Когда через неделю меня выписывали, завотделением положил на тумбочку увесистый пакет: «Тебе от профессора Юдина».
Пока ехал в троллейбусе, распотрошил пакет. Оказалось: девятый том Полного собрания сочинений Л. Н. Толстого. «Война и мир», т. 1, Москва, ОГИЗ, 1937.
А у дедушки «Война и мир» была на идише – «Велт унд криг».
А сколько книг было у нас в лесу! Про Тору не говорю. «Евгений Онегин», «Овод», Шолом-Алейхем, Жюль Верн. У Цесарского – «Двадцатилетний опыт» И. П. Павлова, он мечтает стать нейрофизиологом. Но вместо этого оказался в гестапо. Неужели фашист не врет, и Юлия Иосифовича отпустят?
– Сейчас я покажу вам фотографии. Прошу быть очень сосредоточенным.
Тоже пять фоток 6x9, только с зазубренными краями. Мой – первый.
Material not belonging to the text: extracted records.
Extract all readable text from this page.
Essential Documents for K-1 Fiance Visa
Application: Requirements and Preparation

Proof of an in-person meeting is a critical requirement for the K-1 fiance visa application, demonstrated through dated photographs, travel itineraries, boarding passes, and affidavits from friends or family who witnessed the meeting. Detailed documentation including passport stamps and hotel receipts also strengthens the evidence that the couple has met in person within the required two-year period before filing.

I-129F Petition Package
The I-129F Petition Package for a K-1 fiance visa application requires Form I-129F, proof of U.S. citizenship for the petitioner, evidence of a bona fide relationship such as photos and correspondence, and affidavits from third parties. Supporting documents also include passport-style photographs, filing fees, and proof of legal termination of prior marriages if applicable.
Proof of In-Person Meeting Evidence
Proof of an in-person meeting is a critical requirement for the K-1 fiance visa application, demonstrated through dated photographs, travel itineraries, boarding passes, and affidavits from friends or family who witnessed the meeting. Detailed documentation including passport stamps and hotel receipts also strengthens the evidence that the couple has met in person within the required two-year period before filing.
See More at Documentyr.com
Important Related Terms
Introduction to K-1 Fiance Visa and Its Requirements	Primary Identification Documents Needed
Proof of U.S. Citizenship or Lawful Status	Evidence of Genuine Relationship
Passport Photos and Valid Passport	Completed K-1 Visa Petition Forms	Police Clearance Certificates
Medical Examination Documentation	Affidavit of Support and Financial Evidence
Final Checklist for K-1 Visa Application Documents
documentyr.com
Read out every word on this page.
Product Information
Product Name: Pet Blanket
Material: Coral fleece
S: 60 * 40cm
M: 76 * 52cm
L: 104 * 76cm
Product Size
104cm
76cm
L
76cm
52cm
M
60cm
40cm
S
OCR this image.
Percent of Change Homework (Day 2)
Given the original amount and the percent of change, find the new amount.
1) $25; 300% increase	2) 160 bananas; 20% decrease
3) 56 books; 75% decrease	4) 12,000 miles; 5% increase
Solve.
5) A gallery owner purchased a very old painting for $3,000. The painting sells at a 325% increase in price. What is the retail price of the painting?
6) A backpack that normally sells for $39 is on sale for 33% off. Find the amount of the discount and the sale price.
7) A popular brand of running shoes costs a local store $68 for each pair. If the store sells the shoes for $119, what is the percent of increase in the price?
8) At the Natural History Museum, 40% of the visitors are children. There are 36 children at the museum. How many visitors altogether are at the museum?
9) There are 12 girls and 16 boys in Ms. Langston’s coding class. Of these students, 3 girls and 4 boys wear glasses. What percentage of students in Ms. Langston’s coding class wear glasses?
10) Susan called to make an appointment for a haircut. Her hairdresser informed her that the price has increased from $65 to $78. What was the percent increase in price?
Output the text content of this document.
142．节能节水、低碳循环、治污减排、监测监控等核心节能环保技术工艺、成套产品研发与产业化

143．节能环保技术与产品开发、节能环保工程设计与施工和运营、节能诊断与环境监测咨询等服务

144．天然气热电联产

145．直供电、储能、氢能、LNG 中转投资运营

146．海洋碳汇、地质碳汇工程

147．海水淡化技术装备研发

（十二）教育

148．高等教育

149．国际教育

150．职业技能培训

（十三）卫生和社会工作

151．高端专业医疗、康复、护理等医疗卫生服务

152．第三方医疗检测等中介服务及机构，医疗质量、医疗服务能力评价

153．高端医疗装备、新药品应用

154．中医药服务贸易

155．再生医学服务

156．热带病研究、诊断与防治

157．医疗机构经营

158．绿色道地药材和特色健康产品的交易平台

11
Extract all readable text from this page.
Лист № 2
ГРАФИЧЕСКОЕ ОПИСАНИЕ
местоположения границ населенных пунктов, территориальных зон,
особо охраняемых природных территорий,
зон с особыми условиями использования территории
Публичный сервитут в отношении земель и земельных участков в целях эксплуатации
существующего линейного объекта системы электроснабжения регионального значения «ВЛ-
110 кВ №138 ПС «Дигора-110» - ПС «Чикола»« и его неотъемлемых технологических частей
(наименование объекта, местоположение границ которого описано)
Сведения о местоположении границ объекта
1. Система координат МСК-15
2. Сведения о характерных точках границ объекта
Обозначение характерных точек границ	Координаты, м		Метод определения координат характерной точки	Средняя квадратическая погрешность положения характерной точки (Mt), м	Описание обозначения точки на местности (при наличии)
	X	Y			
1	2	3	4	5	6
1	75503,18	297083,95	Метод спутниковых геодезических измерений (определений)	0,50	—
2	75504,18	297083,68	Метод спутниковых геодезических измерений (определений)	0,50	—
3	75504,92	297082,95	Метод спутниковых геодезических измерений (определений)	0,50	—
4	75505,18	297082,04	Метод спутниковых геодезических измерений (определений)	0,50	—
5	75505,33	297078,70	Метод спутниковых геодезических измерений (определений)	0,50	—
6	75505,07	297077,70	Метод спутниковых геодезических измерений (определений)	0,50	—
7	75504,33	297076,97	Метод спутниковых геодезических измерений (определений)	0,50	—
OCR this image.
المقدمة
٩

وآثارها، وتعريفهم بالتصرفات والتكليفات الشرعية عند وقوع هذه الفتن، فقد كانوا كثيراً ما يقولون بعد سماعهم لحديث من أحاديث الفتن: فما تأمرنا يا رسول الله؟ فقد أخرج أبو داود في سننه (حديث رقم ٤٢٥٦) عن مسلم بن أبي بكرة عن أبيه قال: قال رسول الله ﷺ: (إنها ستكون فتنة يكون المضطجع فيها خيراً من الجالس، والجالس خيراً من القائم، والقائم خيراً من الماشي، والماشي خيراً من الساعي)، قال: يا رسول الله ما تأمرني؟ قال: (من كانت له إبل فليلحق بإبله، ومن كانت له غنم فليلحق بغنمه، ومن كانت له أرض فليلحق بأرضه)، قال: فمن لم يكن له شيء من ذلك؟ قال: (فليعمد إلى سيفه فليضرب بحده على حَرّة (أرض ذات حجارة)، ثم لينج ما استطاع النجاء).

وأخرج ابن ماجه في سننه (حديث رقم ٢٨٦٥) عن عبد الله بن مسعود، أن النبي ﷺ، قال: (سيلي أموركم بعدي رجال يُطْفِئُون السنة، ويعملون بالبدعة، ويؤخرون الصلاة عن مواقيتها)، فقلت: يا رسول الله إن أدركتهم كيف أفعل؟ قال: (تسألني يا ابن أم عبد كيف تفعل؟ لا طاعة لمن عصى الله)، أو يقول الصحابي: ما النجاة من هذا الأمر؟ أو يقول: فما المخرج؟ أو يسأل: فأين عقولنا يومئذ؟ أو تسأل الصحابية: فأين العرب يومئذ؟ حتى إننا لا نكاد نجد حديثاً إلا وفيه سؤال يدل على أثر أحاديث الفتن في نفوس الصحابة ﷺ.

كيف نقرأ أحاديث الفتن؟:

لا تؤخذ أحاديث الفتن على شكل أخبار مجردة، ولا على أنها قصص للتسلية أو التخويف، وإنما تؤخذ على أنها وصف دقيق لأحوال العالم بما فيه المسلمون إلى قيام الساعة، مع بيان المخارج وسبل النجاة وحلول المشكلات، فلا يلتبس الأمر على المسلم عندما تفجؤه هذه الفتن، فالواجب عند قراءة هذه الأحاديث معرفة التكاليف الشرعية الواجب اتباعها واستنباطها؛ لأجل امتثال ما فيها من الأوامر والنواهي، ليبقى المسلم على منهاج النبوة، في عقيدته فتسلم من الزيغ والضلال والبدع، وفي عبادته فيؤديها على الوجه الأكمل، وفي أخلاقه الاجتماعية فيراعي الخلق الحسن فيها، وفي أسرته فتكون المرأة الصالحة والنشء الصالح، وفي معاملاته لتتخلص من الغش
Но нет ощущения, что здесь он выше остальных.
Немец обкусывает перламутровый ноготь мизинца. Я стыдливо прячу под стол свои ногти.
– Что у вас здесь... – средним пальцем, как резиновым молоточком, штандартенфюрер (или кто он там) постукивает по своему лбу, потом по фотографии, – осталось от этого человека?
А что в моей еврейской голове могло остаться? Копф – точно голова. Второе не точно: штайн… кайн… айн… Не разобрал. Одно знаю – тот хотел убить меня. Вы же для того и пришли – истребить всех евреев.
В принципе нерешаемая задача. Как с квадратурой круга. Немцы, у вас же были великие математики, но вы поверили фюреру, а не им. А мы, евреи, не поверили нашим пророкам. Мы не верили, что вы решитесь на такое безумие – истреблять евреев, как крыс. Даже в 1944-м не верили!
После войны я прочитаю, как в маленький чистенький румынский городок Сигет добрался чудом спасшийся из Биркенау кладбищенский сторож. Стучал в двери, кричал: «Я вижу огонь! Они жгут людей в печах, как дрова!» Но ему никто не поверил: что взять с сумасшедшего? И те умники дождались, что их, как баранов, пригнали в Освенцим, и погнали в преисподнюю, и они увидели багровый дым крематория и огонь, а евреи Освенцима им плевали в глаза, расцарапывали им лица: «Сволочи! Неужели вы не знали? Вы не могли не знать! Почему же вы не поверили?»